In summary, we prepared silver and gold complexes with NHC ligands of general formula [M(NHC)₂]⁺ [MX₂]^-. The complexes were used as catalysts for the A³-coupling reactions of phenylacetylene, piperidine, and three different aldehydes (p-formaldehyde, cyclohexanecarboxaldehyde, and benzaldehyde) to afford propargylamines. They showed moderate to high activity. Better performances were recorded with Au(I) complex 4b in the reaction of phenylacetylene and piperidine with p-formaldehyde or cyclohexanecarboxaldehyde.
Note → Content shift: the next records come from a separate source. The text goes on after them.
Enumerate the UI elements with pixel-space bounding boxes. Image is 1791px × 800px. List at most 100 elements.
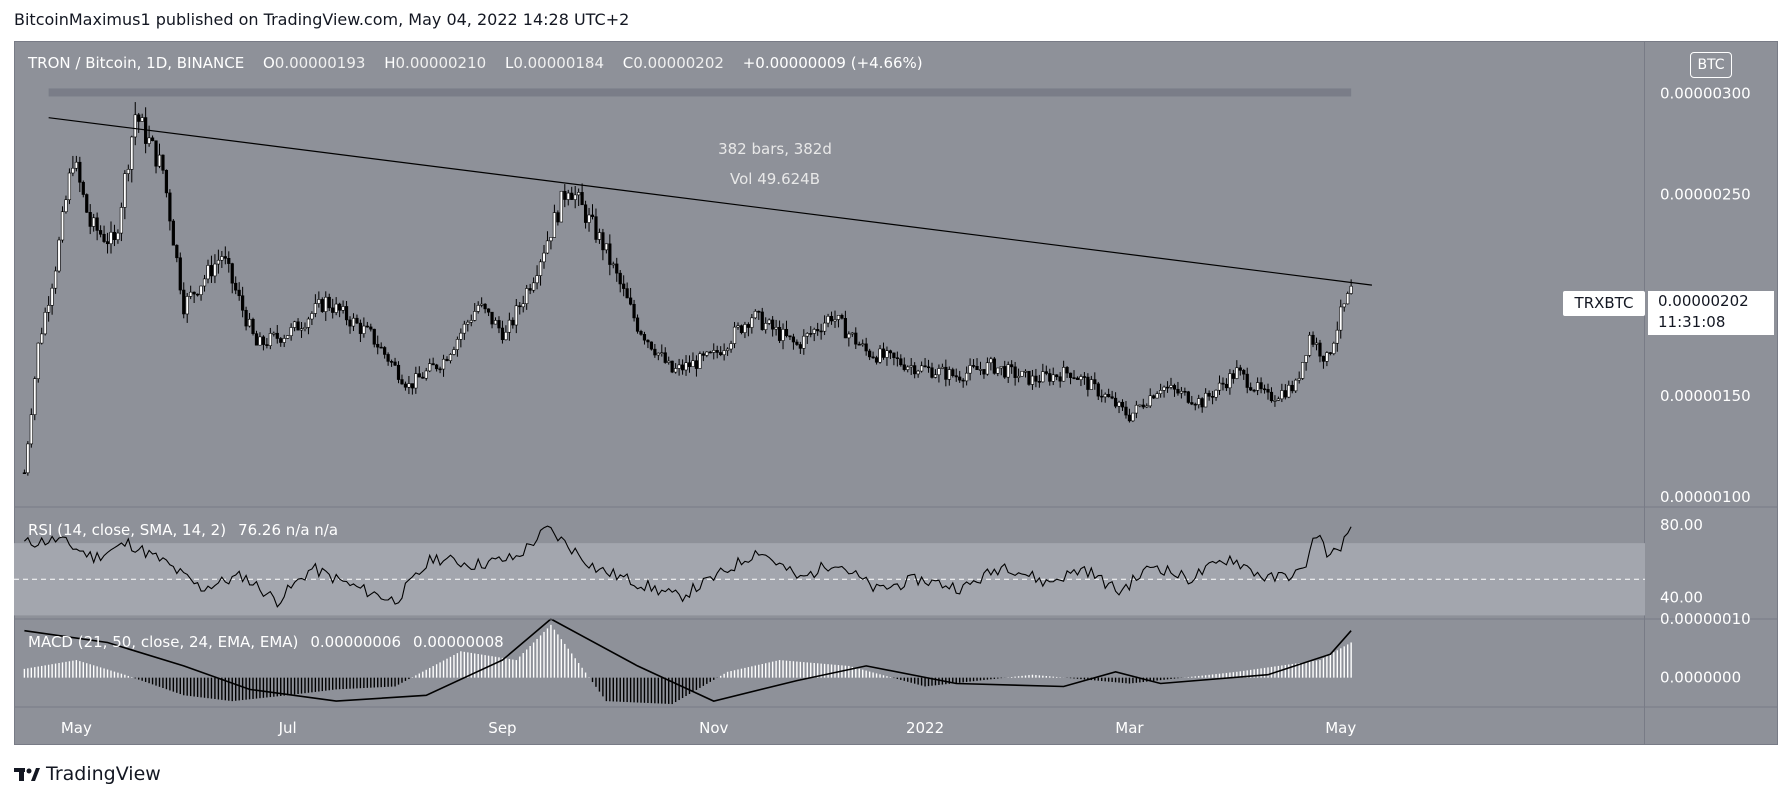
candle-body — [1283, 390, 1287, 398]
macd-label[interactable]: MACD (21, 50, close, 24, EMA, EMA) — [28, 633, 299, 651]
candle-body — [1339, 306, 1343, 331]
candle-body — [1145, 405, 1149, 408]
tradingview-logo-icon — [14, 768, 40, 781]
time-tick-label: Sep — [488, 719, 516, 737]
price-axis[interactable] — [1645, 41, 1778, 745]
candle-body — [1301, 362, 1305, 379]
candle-body — [549, 237, 553, 242]
time-tick-label: Mar — [1115, 719, 1144, 737]
candle-body — [324, 296, 328, 312]
candle-body — [202, 278, 207, 287]
rsi-tick-label: 40.00 — [1660, 588, 1703, 606]
candle-body — [771, 319, 775, 330]
currency-button[interactable]: BTC — [1690, 52, 1732, 78]
candle-body — [788, 335, 792, 338]
footer-brand[interactable]: TradingView — [14, 763, 161, 785]
candle-body — [1238, 367, 1242, 371]
candle-body — [95, 217, 99, 231]
chart-pane[interactable] — [14, 41, 1645, 745]
candle-body — [975, 366, 979, 370]
candle-body — [43, 311, 47, 335]
symbol-title[interactable]: TRON / Bitcoin, 1D, BINANCE — [28, 54, 245, 72]
candle-body — [1217, 382, 1222, 391]
candle-body — [126, 169, 130, 174]
rsi-label[interactable]: RSI (14, close, SMA, 14, 2) — [28, 521, 227, 539]
candle-body — [933, 374, 938, 378]
candle-body — [372, 328, 376, 345]
candle-body — [864, 343, 868, 352]
candle-body — [1155, 393, 1159, 399]
candle-body — [230, 263, 234, 284]
candle-body — [216, 259, 220, 265]
candle-body — [861, 343, 865, 346]
symbol-tag: TRXBTC — [1563, 291, 1645, 316]
candle-body — [791, 336, 796, 343]
candle-body — [1290, 384, 1294, 392]
candle-body — [85, 194, 89, 213]
candle-body — [694, 360, 699, 369]
candle-body — [407, 383, 411, 388]
candle-body — [854, 332, 858, 345]
candle-body — [1266, 389, 1270, 393]
candle-body — [234, 282, 238, 291]
candle-body — [424, 370, 428, 379]
candle-body — [480, 303, 484, 306]
candle-body — [590, 214, 595, 217]
candle-body — [1307, 334, 1312, 356]
candle-body — [670, 360, 674, 373]
candle-body — [88, 212, 92, 227]
candle-body — [819, 330, 823, 333]
candle-body — [1093, 379, 1097, 385]
candle-body — [660, 352, 664, 355]
candle-body — [878, 348, 882, 363]
macd-legend: MACD (21, 50, close, 24, EMA, EMA) 0.0000… — [28, 633, 504, 651]
candle-body — [805, 333, 809, 337]
candle-body — [119, 207, 123, 234]
candle-body — [192, 291, 196, 295]
time-tick-label: Nov — [699, 719, 728, 737]
candle-body — [1023, 370, 1028, 373]
candle-body — [594, 216, 598, 240]
candle-body — [22, 472, 26, 475]
candle-body — [36, 342, 40, 379]
candle-body — [244, 309, 248, 327]
candle-body — [916, 370, 920, 375]
candle-body — [764, 323, 768, 330]
candle-body — [996, 367, 1000, 374]
candle-body — [812, 329, 816, 334]
resistance-zone — [48, 88, 1352, 97]
candle-body — [1086, 376, 1090, 390]
candle-body — [1332, 342, 1336, 354]
high-label: H — [384, 54, 396, 72]
candle-body — [1328, 352, 1332, 354]
candle-body — [251, 318, 255, 334]
candle-body — [1020, 371, 1024, 377]
candle-body — [965, 372, 969, 382]
candle-body — [1079, 376, 1083, 380]
candle-body — [677, 364, 681, 369]
candle-body — [178, 257, 182, 291]
candle-body — [597, 232, 602, 240]
candle-body — [850, 332, 854, 335]
candle-body — [1048, 373, 1052, 382]
candle-body — [53, 270, 58, 289]
candle-body — [1314, 342, 1319, 345]
candle-body — [182, 289, 186, 315]
open-value: 0.00000193 — [274, 54, 366, 72]
candle-body — [930, 367, 934, 378]
candle-body — [902, 364, 906, 370]
candle-body — [445, 358, 449, 361]
candle-body — [189, 291, 193, 297]
candle-body — [989, 358, 993, 364]
time-tick-label: Jul — [278, 719, 297, 737]
candle-body — [532, 282, 536, 291]
candle-body — [705, 351, 709, 356]
candle-body — [518, 305, 522, 308]
candle-body — [1349, 285, 1353, 294]
candle-body — [1183, 390, 1187, 393]
candle-body — [462, 323, 466, 334]
candle-body — [130, 136, 134, 170]
candle-body — [1224, 383, 1229, 389]
rsi-line — [24, 525, 1352, 608]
The antimicrobial activity of complexes 3a,b and 4a,b was evaluated against Escherichia coli and Staphylococcus aureus as representatives of Gram-negative and Gram-positive bacteria and compared with that of complexes 1a,b and 2a,b. The most active compounds against E. coli were the Ag(I) complexes (MIC values range from 6.5–15 µg/mL), whereas against S. aureus were the Au(I) complexes (MIC values range from 0.5 to 40 µg/mL).

Cytotoxicity of the pro-ligands (S3 and S4) and 3a,b and 4a,b complexes were studied by means of a colorimetric assay (MTT assay) towards two human breast cancer cell lines, namely MCF-7 and MDA-MB-231, and human cervical carcinoma HeLa cells. The lowest inhibitory concentration values were verified for 4a (HeLa cells, IC₅₀ = 11.9 ± 0.4 µM) and 4b (MCF7, IC₅₀ = 12.2 ± 1.2 µM).

It is noteworthy to mention that the complexes are highly selective towards cancer cells and bacterial cells. In fact, treatments up to 72 h with the synthesized complexes do not affect the viability of the normal MCF-10A breast epithelial cells and the embryonic kidney cells Hek-293; moreover, at non-toxic doses for these cells they have high antimicrobial activity.